Digitalization is, without question, the most important challenge faced by operators today, and they should not be averse to seeking assistance from industry leaders and strategic partners who can help to improve their competitiveness and business operation.
With the development of technologies such as big data, operators’ marketing activities (user acquisition and service development) are usually digitally enabled and supported. However, where the production systems of operators are digitalized, quite often the planning, deployment and operation of the entire production system has not reached end-to-end digitalization.
Jeffery Liu, president of Southern Pacific Region at Huawei Technologies, has been working in the carrier business for more than 20 years. In the video interview below, he outlines what digitalization of operators means, production systems (3G/4G network communication system) or video data services provided for end users, and whether everyone even has the same understanding of digitalization.
He has carefully studied the eTOM model in the Business Process Frameworx, launched by TM Forum (TMF) over the past 30 years. Based on this he feels that an operators’ digital transformation involves three parts: (1) digitalization surrounding the production system of SIP (Strategy, Infrastructure & Product)’s service flow; (2) digitalization surrounding marketing and user operations business flow; (3) digitalization of enterprise management support systems.
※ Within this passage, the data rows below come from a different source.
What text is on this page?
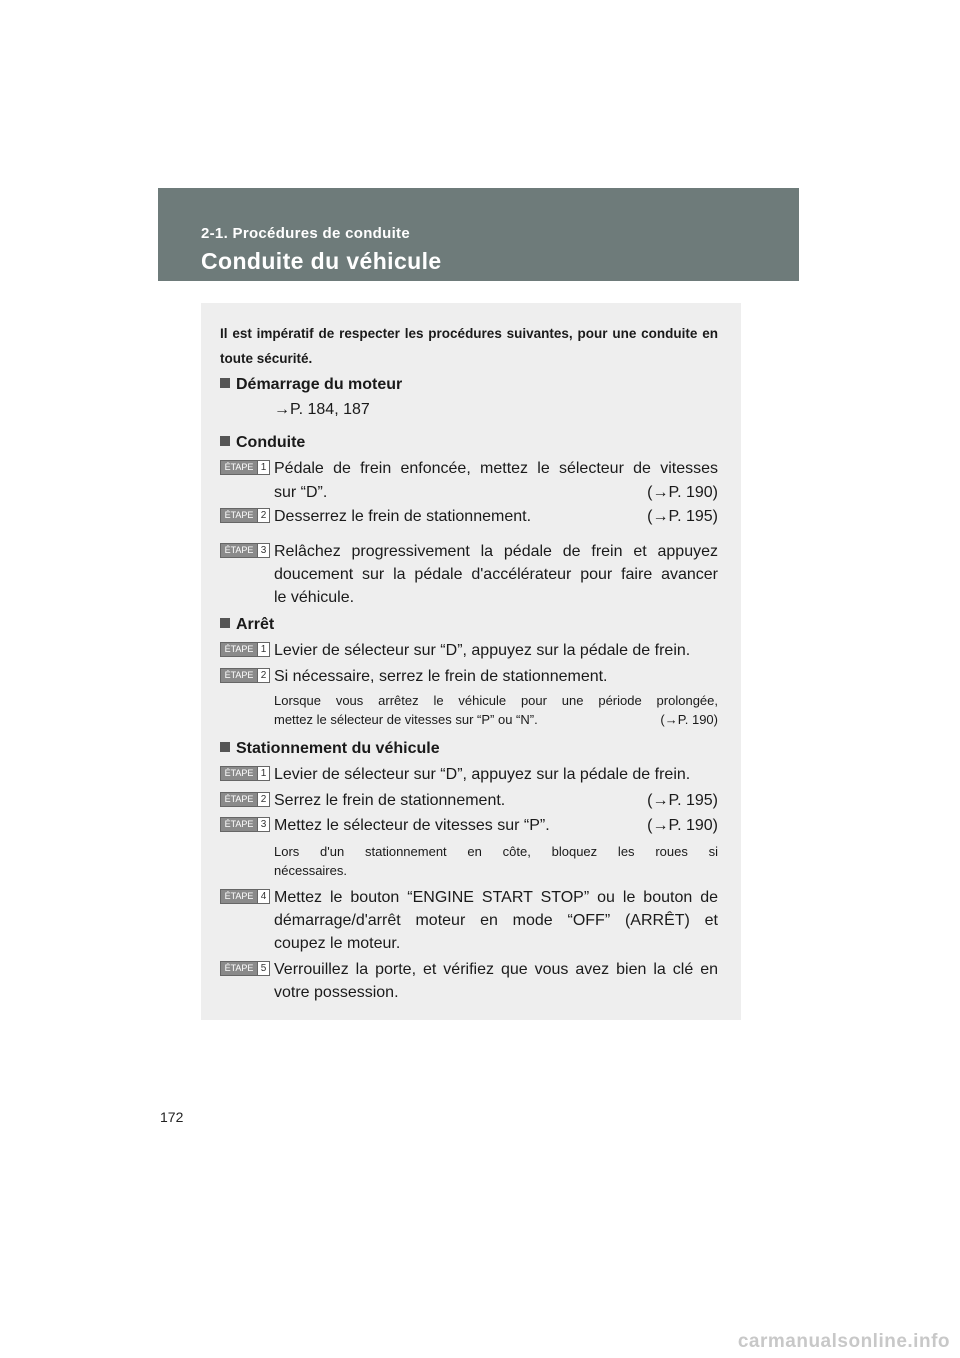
2-1. Procédures de conduite
Conduite du véhicule
Il est impératif de respecter les procédures suivantes, pour une conduite en toute sécurité.
Démarrage du moteur
→P. 184, 187
Conduite
ÉTAPE 1 Pédale de frein enfoncée, mettez le sélecteur de vitesses
sur “D”.	(→P. 190)
ÉTAPE 2 Desserrez le frein de stationnement.	(→P. 195)
ÉTAPE 3 Relâchez progressivement la pédale de frein et appuyez
doucement sur la pédale d'accélérateur pour faire avancer
le véhicule.
Arrêt
ÉTAPE 1 Levier de sélecteur sur “D”, appuyez sur la pédale de frein.
ÉTAPE 2 Si nécessaire, serrez le frein de stationnement.
Lorsque vous arrêtez le véhicule pour une période prolongée,
mettez le sélecteur de vitesses sur “P” ou “N”.	(→P. 190)
Stationnement du véhicule
ÉTAPE 1 Levier de sélecteur sur “D”, appuyez sur la pédale de frein.
ÉTAPE 2 Serrez le frein de stationnement.	(→P. 195)
ÉTAPE 3 Mettez le sélecteur de vitesses sur “P”.	(→P. 190)
Lors d'un stationnement en côte, bloquez les roues si
nécessaires.
ÉTAPE 4 Mettez le bouton “ENGINE START STOP” ou le bouton de
démarrage/d'arrêt moteur en mode “OFF” (ARRÊT) et
coupez le moteur.
ÉTAPE 5 Verrouillez la porte, et vérifiez que vous avez bien la clé en
votre possession.
172
carmanualsonline.info
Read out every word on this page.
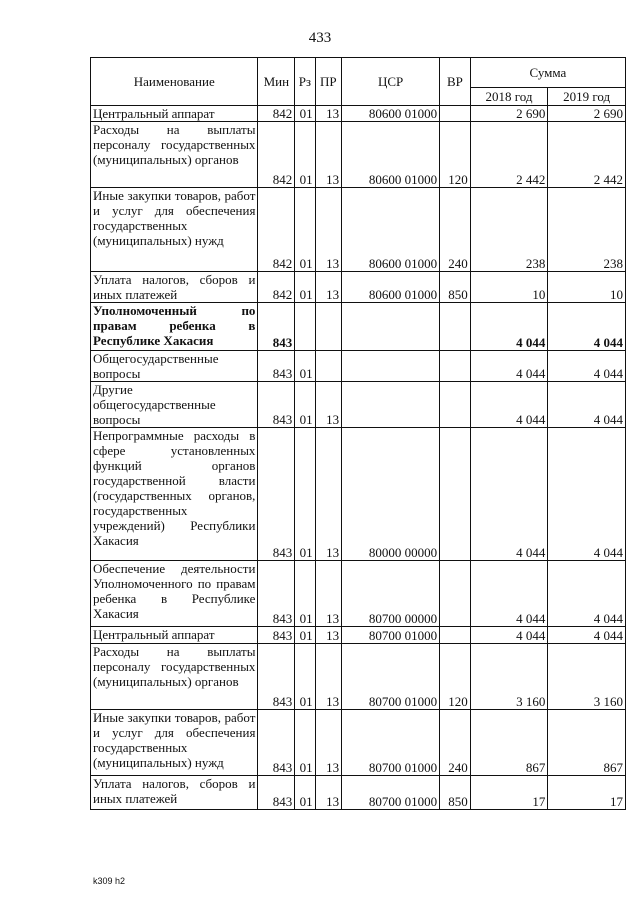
433
Наименование	Мин	Рз	ПР	ЦСР	ВР	Сумма	
						2018 год	2019 год
Центральный аппарат	842	01	13	80600 01000		2 690	2 690
Расходы на выплаты персоналу государственных (муниципальных) органов	842	01	13	80600 01000	120	2 442	2 442
Иные закупки товаров, работ и услуг для обеспечения государственных (муниципальных) нужд	842	01	13	80600 01000	240	238	238
Уплата налогов, сборов и иных платежей	842	01	13	80600 01000	850	10	10
Уполномоченный по правам ребенка в Республике Хакасия	843					4 044	4 044
Общегосударственные вопросы	843	01				4 044	4 044
Другие общегосударственные вопросы	843	01	13			4 044	4 044
Непрограммные расходы в сфере установленных функций органов государственной власти (государственных органов, государственных учреждений) Республики Хакасия	843	01	13	80000 00000		4 044	4 044
Обеспечение деятельности Уполномоченного по правам ребенка в Республике Хакасия	843	01	13	80700 00000		4 044	4 044
Центральный аппарат	843	01	13	80700 01000		4 044	4 044
Расходы на выплаты персоналу государственных (муниципальных) органов	843	01	13	80700 01000	120	3 160	3 160
Иные закупки товаров, работ и услуг для обеспечения государственных (муниципальных) нужд	843	01	13	80700 01000	240	867	867
Уплата налогов, сборов и иных платежей	843	01	13	80700 01000	850	17	17
k309 h2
The production system of operators refers to a basic network, and this is all about traffic generation, regardless of whether its 3G/4G or 5G eMBB. The usage of this data traffic could be linked to anything from messaging and emails to high-quality voice packet VoLTE or 4K video streaming.
Traffic is the source that determines the point where capacity expansion and adjustment need to be performed on a production system. The nature of traffic reflects the result of overall service development of operators, and it is also the starting point of network planning. The entire network needs to ensure that user requirements can be supported by traffic that flows smoothly. The essence of network planning is traffic prediction, which requires high accuracy of community level traffic forecasts six to 12 months in advance. Existing planning used to obtain a site to build a tower is only about 50% accurate and this is simply not good enough. But with high-precision maps and mathematical modeling, the results can be calculated within a week with 90% matching operators’ data.
In future digital development, Liu says, carriers will need suppliers that are not only leading in technologies and standards, but also able to help them achieve digital strategic partnerships – not just between operators and Huawei, but also major players in the industry ecosystem, such as subcontractors and business sales channels, all of whom must be digitalized together.
These six modules – customer’s business insight, network planning targets (including three-year targets and annual targets), most important traffic forecast, monthly rolling insight into customers, LLD planning and BOQ cross-domain – constitute the main line of Huawei’s Southern Pacific Carrier Business Group’s interaction with customers around the customer’s production system.
In this interview, Liu explains that when operators develop users and operate services, various types of data (including network data) are closely related to their support and connection, and have a qualitative change compared with those in the past. In this way, Huawei can play an important role in supporting and enabling customers’ marketing based on various data and technologies from the front end.
Huawei will work with operators to promote digitalization based on the two main business processes of customers, help customers achieve E2E service agility, shorten 50% of TTM by three to six months, and help customers achieve business success.